Summary
Marriott International Inc. (MAR) reported a strong first quarter for 2017, significantly impacted by the acquisition of Starwood Hotels & Resorts. Total revenues surged by 43% to $5.56 billion, driven by substantial increases across all fee categories, notably base management fees (up 53%), franchise fees (up 46%), and incentive management fees (up 51%). This revenue growth is largely attributable to the inclusion of Starwood's operations, which contributed significantly to all reporting segments, particularly North American Full-Service and Asia Pacific. Net income increased by an impressive 67% to $365 million, or $0.94 per diluted share, compared to $219 million, or $0.85 per diluted share, in the prior year's first quarter. This performance demonstrates the immediate positive financial impact of the Starwood acquisition, even considering merger-related costs. The company also highlighted positive comparable RevPAR growth of 3.1% globally, indicating underlying brand strength beyond the acquisition's influence. Marriott continues to focus on its asset-light strategy, driving growth through management and franchising, while actively managing its capital through share repurchases and dividends.
Financial Highlights
46 data points| Revenue | $4.91B |
| Operating Expenses | $4.37B |
| Operating Income | $546.00M |
| Interest Expense | $70.00M |
| Net Income | $371.00M |
| EPS (Basic) | $0.96 |
| EPS (Diluted) | $0.95 |
| Shares Outstanding (Basic) | 384.90M |
| Shares Outstanding (Diluted) | 390.00M |
Key Highlights
- 1Total revenues increased by 43% to $5.56 billion, primarily due to the acquisition of Starwood Hotels & Resorts.

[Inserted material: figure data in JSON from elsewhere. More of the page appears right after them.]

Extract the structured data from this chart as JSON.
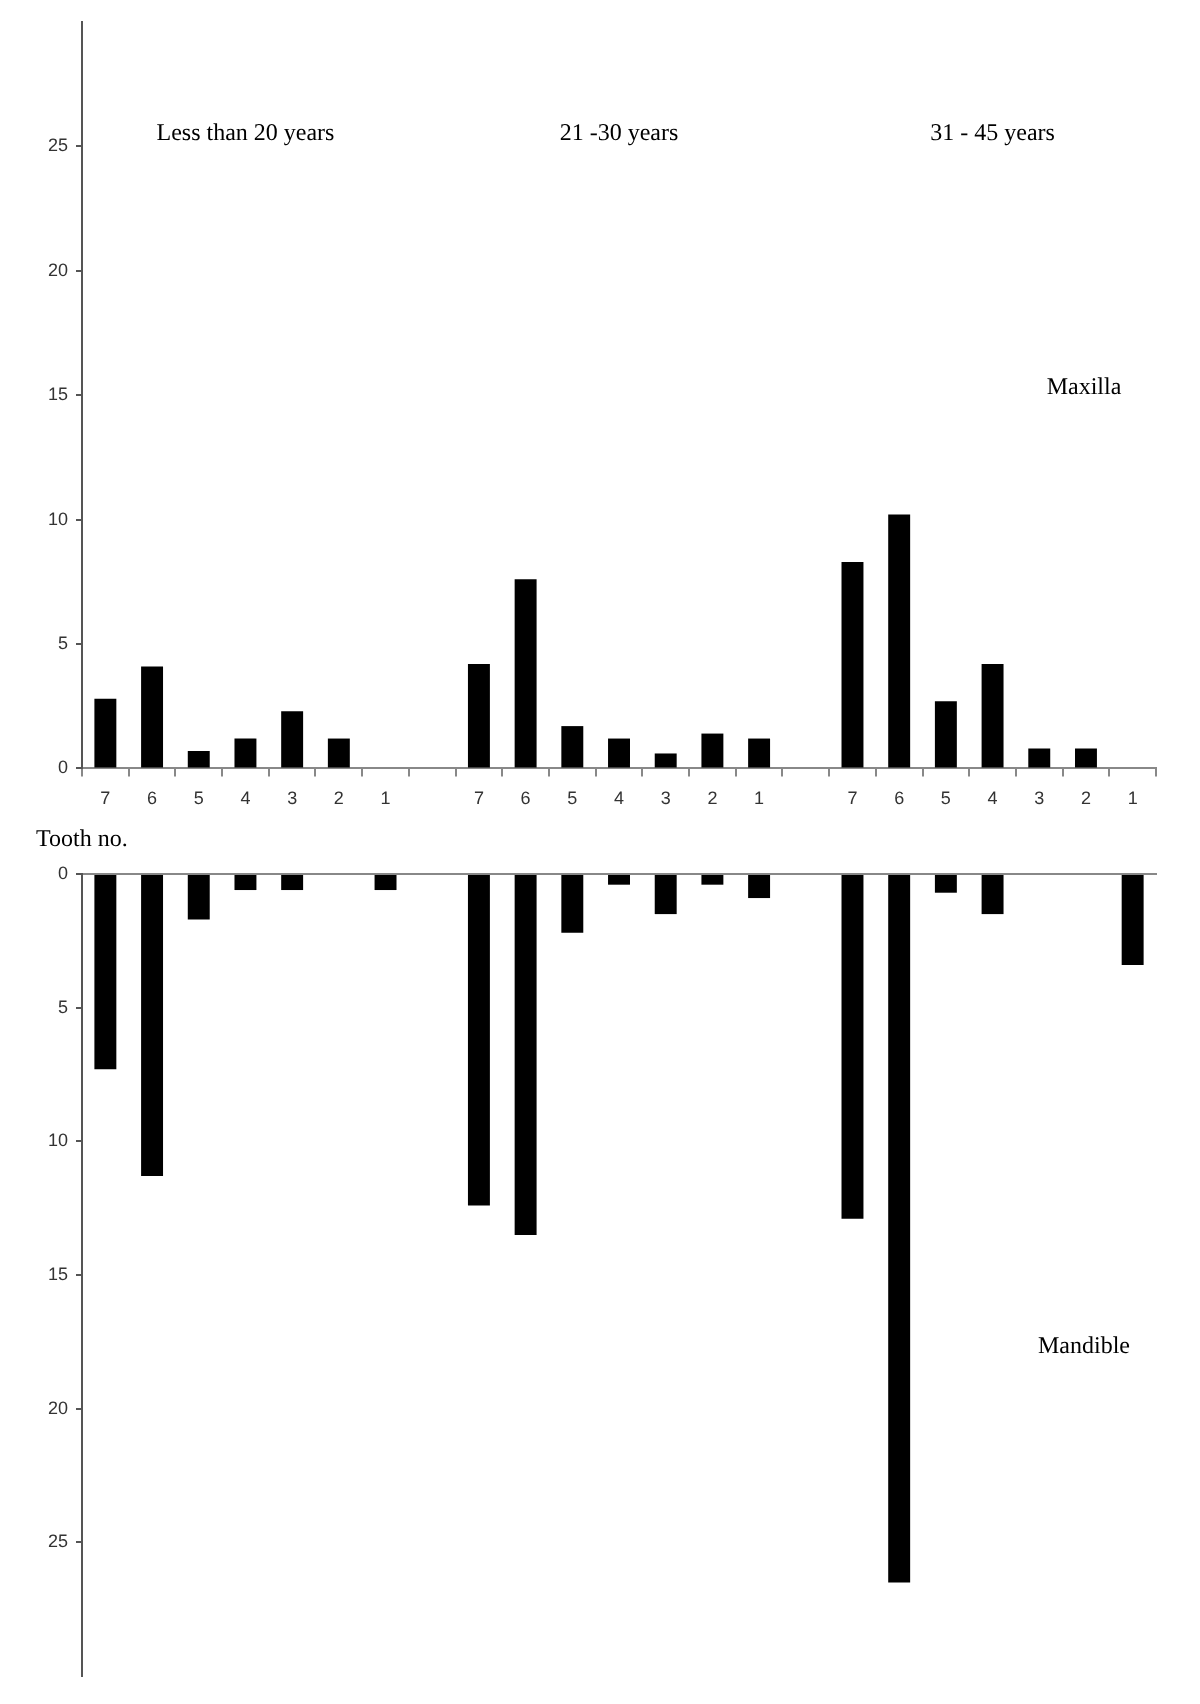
{
  "chart_data": [
    {
      "type": "bar",
      "title": "Maxilla",
      "xlabel": "Tooth no.",
      "annotations": [
        "Less than 20 years",
        "21 -30 years",
        "31 - 45 years"
      ],
      "categories": [
        "7",
        "6",
        "5",
        "4",
        "3",
        "2",
        "1",
        null,
        "7",
        "6",
        "5",
        "4",
        "3",
        "2",
        "1",
        null,
        "7",
        "6",
        "5",
        "4",
        "3",
        "2",
        "1"
      ],
      "values": [
        2.8,
        4.1,
        0.7,
        1.2,
        2.3,
        1.2,
        0,
        null,
        4.2,
        7.6,
        1.7,
        1.2,
        0.6,
        1.4,
        1.2,
        null,
        8.3,
        10.2,
        2.7,
        4.2,
        0.8,
        0.8,
        0
      ],
      "color": "#000000",
      "ylim": [
        0,
        30
      ],
      "yticks": [
        0,
        5,
        10,
        15,
        20,
        25
      ]
    },
    {
      "type": "bar",
      "title": "Mandible",
      "tick_labels": "y",
      "categories": [
        "7",
        "6",
        "5",
        "4",
        "3",
        "2",
        "1",
        null,
        "7",
        "6",
        "5",
        "4",
        "3",
        "2",
        "1",
        null,
        "7",
        "6",
        "5",
        "4",
        "3",
        "2",
        "1"
      ],
      "values": [
        7.3,
        11.3,
        1.7,
        0.6,
        0.6,
        0,
        0.6,
        null,
        12.4,
        13.5,
        2.2,
        0.4,
        1.5,
        0.4,
        0.9,
        null,
        12.9,
        26.5,
        0.7,
        1.5,
        0,
        0,
        3.4
      ],
      "color": "#000000",
      "ylim": [
        30,
        0
      ],
      "yticks": [
        0,
        5,
        10,
        15,
        20,
        25
      ]
    }
  ]
}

- 2Net income grew by 67% to $365 million, resulting in diluted EPS of $0.94, up from $0.85 in the prior year.
- 3Fee revenues (base management, franchise, and incentive management) collectively increased by 50% to $782 million, largely driven by Starwood's contribution.
- 4Comparable worldwide systemwide RevPAR increased by 3.1%, indicating positive performance across existing brands.
- 5The company repurchased approximately 6.7 million shares of common stock in the first quarter, reflecting a commitment to shareholder returns.
- 6Merger-related costs and charges were $51 million for the quarter, impacting profitability but showing the integration process is underway.
- 7Other comprehensive income was a significant positive $185 million, primarily driven by foreign currency translation adjustments.